A: London, England, United Kingdom, B: Manchester, England, United Kingdom
In 1856 bibliographer Andrea Crestadoro, an acquaintance of Anthony Panizzi, exasperated with delays in production of the British Museum Catalogue of Printed Books, published anonymously The Art of Making Catalogues of Libraries, or a Method to Obtain a Most Perfect Complete and Satisfactory Printed Catalogue of the British Museum Library by a Reader Therein.

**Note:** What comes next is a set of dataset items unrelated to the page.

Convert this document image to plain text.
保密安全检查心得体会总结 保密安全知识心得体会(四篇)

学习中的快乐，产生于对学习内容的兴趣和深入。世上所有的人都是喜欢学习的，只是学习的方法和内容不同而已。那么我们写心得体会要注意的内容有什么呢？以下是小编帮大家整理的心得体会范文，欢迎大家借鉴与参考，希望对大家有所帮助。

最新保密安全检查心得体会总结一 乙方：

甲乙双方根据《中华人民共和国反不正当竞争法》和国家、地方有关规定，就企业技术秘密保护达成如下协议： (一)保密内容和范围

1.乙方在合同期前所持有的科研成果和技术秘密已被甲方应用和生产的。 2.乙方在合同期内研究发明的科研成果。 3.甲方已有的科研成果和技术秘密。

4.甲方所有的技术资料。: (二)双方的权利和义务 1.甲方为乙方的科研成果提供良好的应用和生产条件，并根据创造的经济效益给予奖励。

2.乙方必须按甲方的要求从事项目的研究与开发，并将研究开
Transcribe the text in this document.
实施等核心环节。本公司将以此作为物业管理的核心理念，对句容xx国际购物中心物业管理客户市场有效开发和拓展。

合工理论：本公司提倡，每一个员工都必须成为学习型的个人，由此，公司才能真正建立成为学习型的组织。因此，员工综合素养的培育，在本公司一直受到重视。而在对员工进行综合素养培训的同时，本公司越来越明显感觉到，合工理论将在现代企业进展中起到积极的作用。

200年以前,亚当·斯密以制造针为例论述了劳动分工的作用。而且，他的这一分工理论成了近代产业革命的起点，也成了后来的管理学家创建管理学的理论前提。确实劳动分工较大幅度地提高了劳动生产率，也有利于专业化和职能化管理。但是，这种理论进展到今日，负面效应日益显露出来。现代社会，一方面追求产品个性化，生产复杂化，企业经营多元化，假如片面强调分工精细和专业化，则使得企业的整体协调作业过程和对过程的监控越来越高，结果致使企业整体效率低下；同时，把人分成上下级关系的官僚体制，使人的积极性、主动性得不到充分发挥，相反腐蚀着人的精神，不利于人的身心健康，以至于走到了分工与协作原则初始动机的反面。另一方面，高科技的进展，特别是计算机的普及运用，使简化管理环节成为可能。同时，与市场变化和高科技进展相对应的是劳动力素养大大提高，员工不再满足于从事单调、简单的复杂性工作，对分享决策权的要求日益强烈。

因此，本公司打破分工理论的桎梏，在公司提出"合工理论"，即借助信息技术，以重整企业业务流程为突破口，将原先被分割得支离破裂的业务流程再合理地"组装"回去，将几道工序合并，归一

Crestadoro's booklet served as basis for a catalogue code. "In it he advocated the idea of the 'inventorial' catalog which would have detailed entries arranged in order of accession. The library patron was to be provided access to the entries through an alphabetical index of names and subjects. The Public Library of Manchester, England adopted this approach for its catalog and hired Crestadoro to implement it there in 1864. Like Panizzi, Crestadoro intended to have his catalog serve the needs of catalog users, but the rules of his code were not based on an empirical investigation of those needs" (J. R. Hufford, The Pragmatic Basis of Catalog Codes: Has the User Been Ignored [2007] 29).
At the end of his pamphlet Crestadoro advocated production of a universal catalogue of all publications.
Crestadoro implemented his ideas for Keyword in Context Indexing (KWIC) in the Catalogue of the Manchester Free Library: Reference Department (1864).